From the response, we can see that the assistant indicated it used file search to find 5 years of data and then generated an image file. This file can be downloaded from the assistant's dashboard under storage-files. Simply add a file extension like .png to see the image.

Image file generated by assistant:
0c465be1-21ff-4a39-9be9-ee447c09e68b-20241108-233303.png

Part 6: Key Differences Summarized

Feature

 

Non-Assistant Tool Calling Pipelines

 

Assistant Tool Calling Pipelines

 

Function Definition

Defined within the worker pipeline using Function Generator snaps.

Pre-defined and stored within the Assistant configuration in the OpenAI/Azure OpenAI dashboard.

Tool Result Submission

Appended to the message history and sent to the model in the next iteration.

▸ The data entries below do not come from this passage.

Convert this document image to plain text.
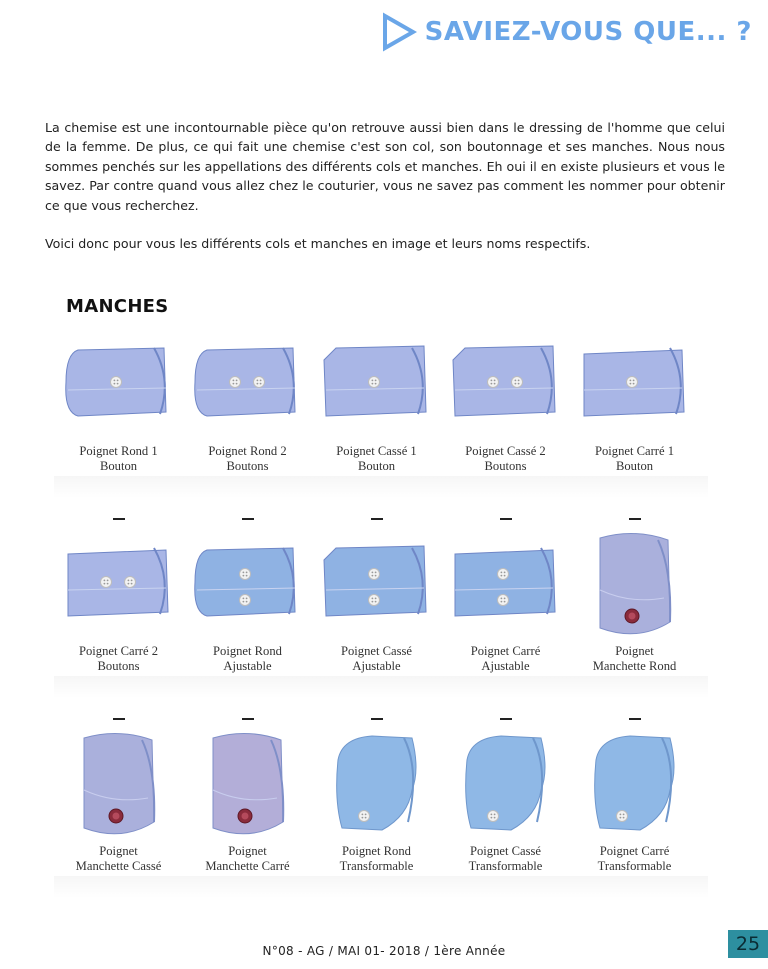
SAVIEZ-VOUS QUE... ?

La chemise est une incontournable pièce qu'on retrouve aussi bien dans le dressing de l'homme que celui de la femme. De plus, ce qui fait une chemise c'est son col, son boutonnage et ses manches. Nous nous sommes penchés sur les appellations des différents cols et manches. Eh oui il en existe plusieurs et vous le savez. Par contre quand vous allez chez le couturier, vous ne savez pas comment les nommer pour obtenir ce que vous recherchez.

Voici donc pour vous les différents cols et manches en image et leurs noms respectifs.

MANCHES
Poignet Rond 1
Bouton
Poignet Rond 2
Boutons
Poignet Cassé 1
Bouton
Poignet Cassé 2
Boutons
Poignet Carré 1
Bouton
Poignet Carré 2
Boutons
Poignet Rond
Ajustable
Poignet Cassé
Ajustable
Poignet Carré
Ajustable
Poignet
Manchette Rond
Poignet
Manchette Cassé
Poignet
Manchette Carré
Poignet Rond
Transformable
Poignet Cassé
Transformable
Poignet Carré
Transformable
N°08 - AG / MAI 01- 2018 / 1ère Année	25
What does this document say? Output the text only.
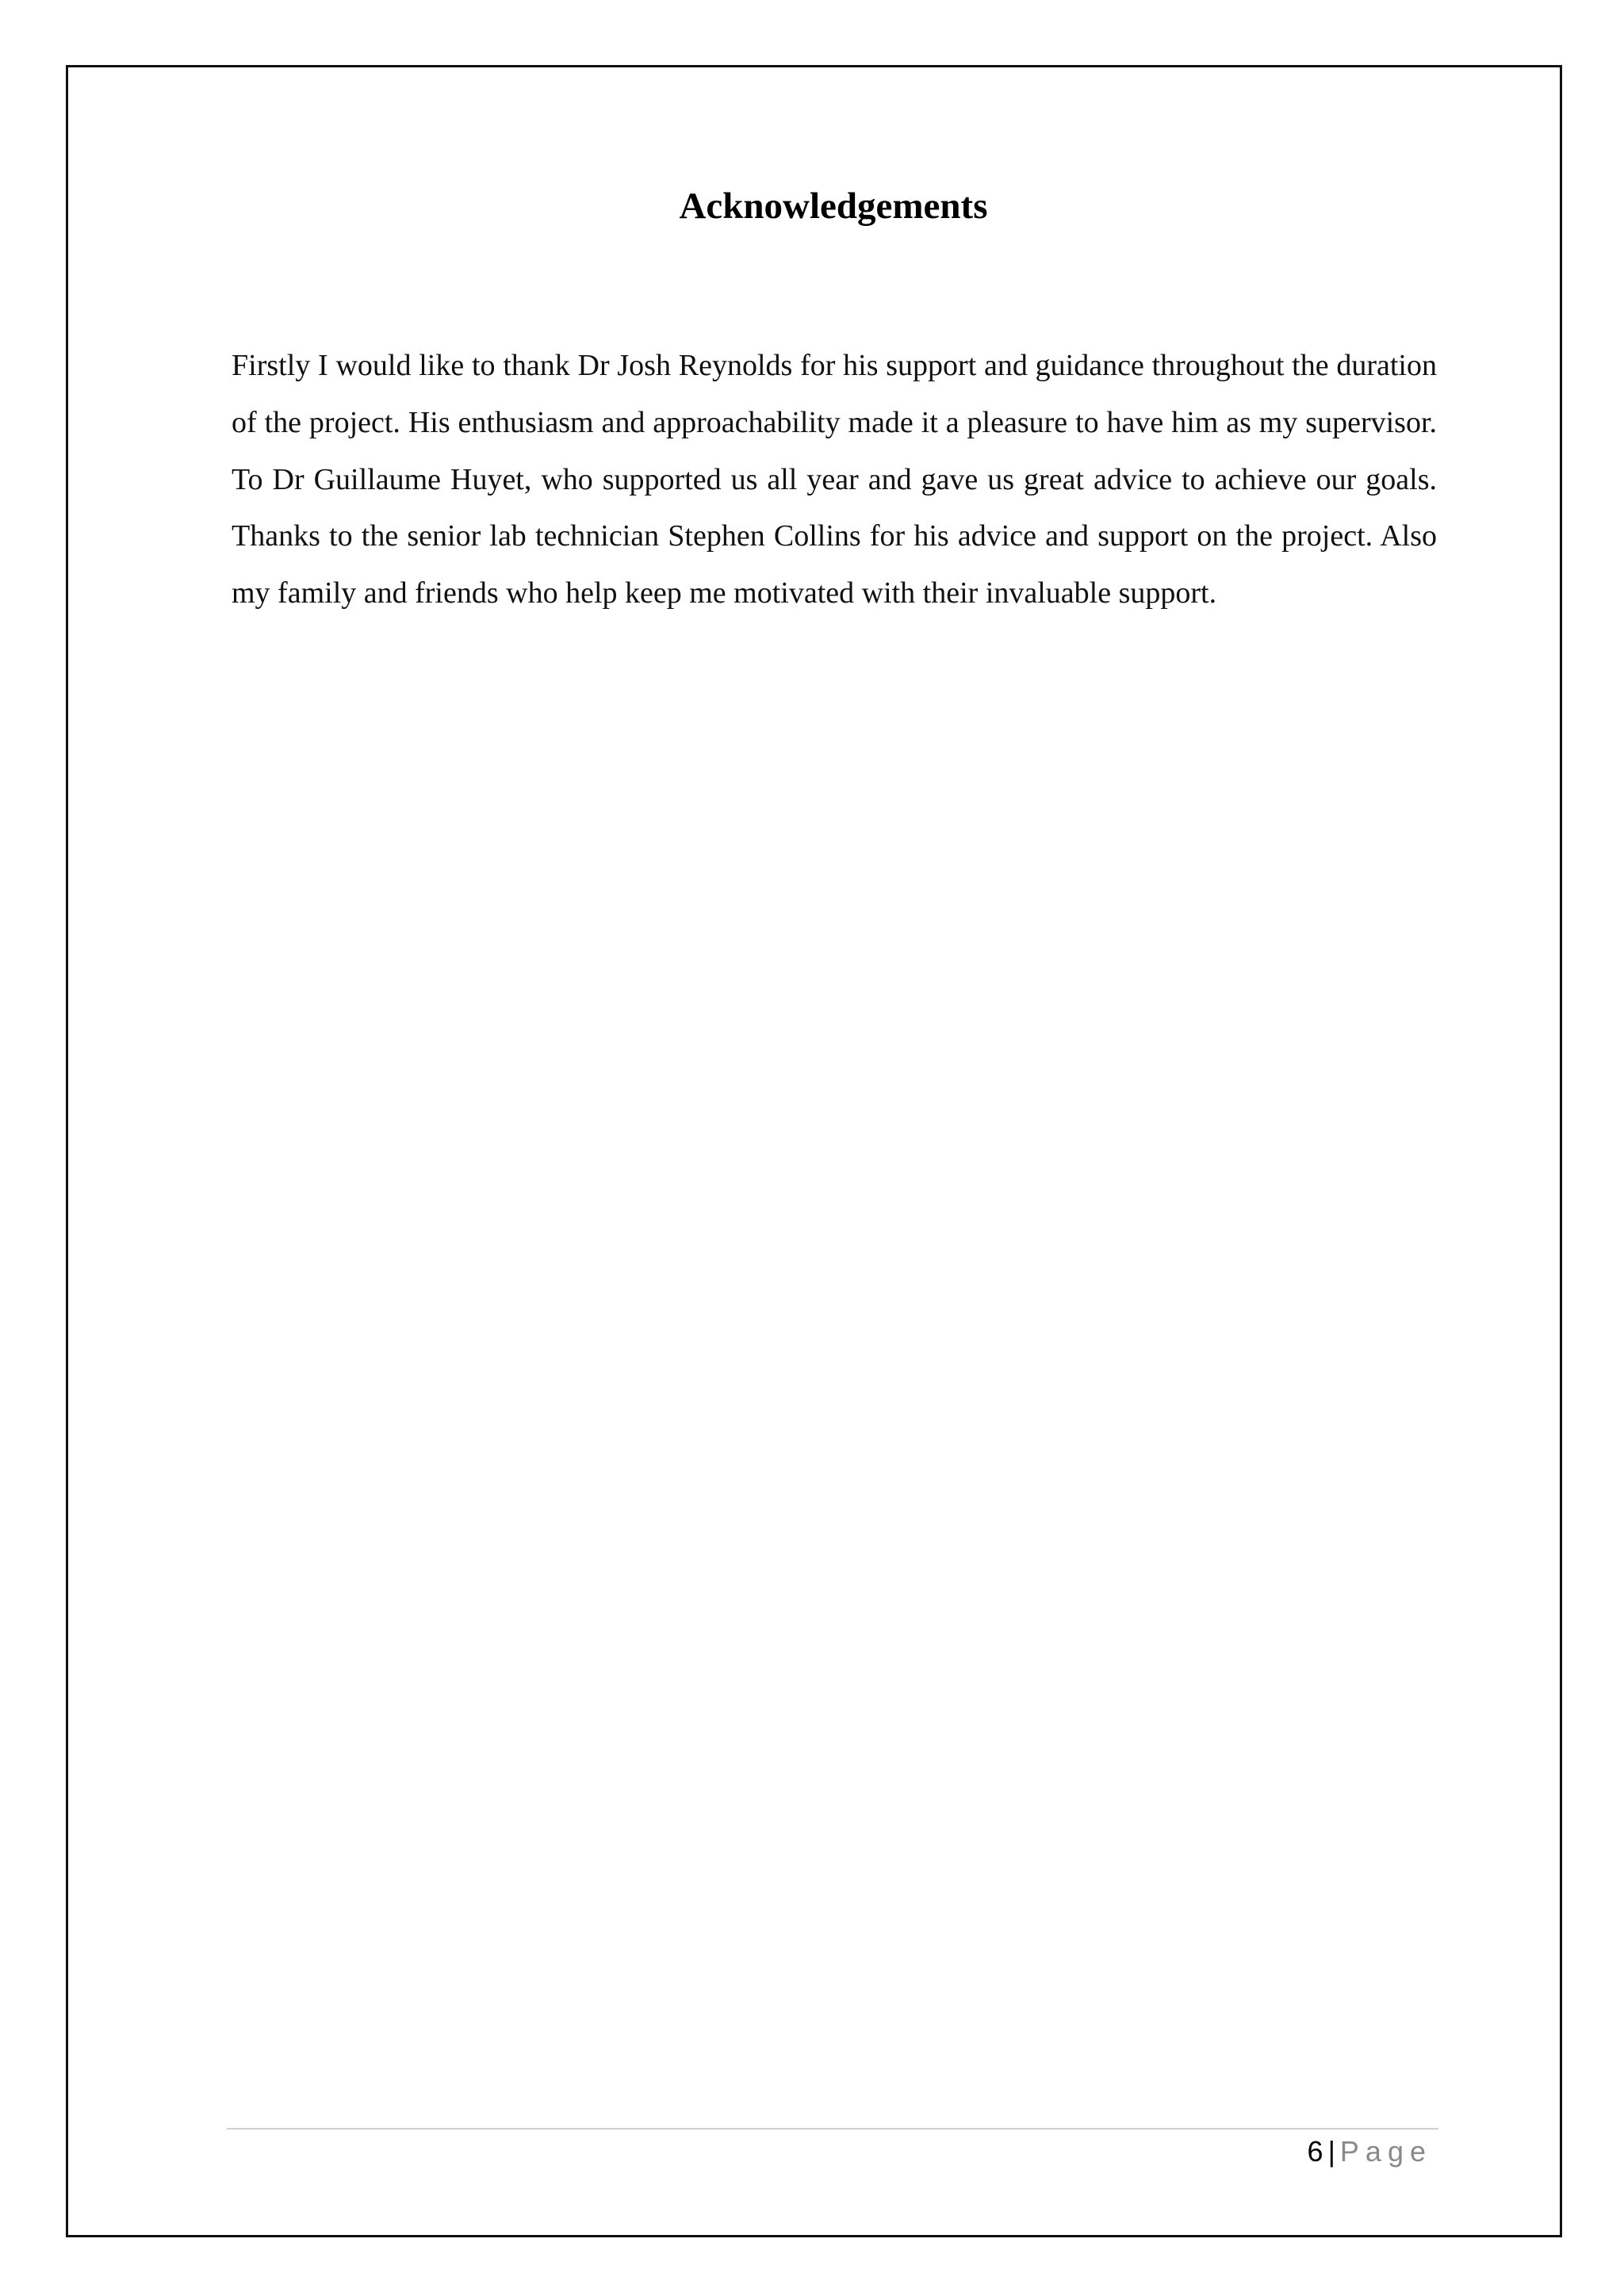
Acknowledgements

Firstly I would like to thank Dr Josh Reynolds for his support and guidance throughout the duration of the project. His enthusiasm and approachability made it a pleasure to have him as my supervisor. To Dr Guillaume Huyet, who supported us all year and gave us great advice to achieve our goals. Thanks to the senior lab technician Stephen Collins for his advice and support on the project. Also my family and friends who help keep me motivated with their invaluable support.

6 | Page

Sent to a dedicated endpoint within the current iteration.

Model Interaction Points

One (in the worker pipeline).

Two (driver sends initial prompt, worker sends tool results).

Built-in Tools

None.

File Search and Code Interpreter.

Pipeline Complexity

More complex pipeline structure due to function definition within the pipeline.

Simpler pipeline structure as functions are defined externally.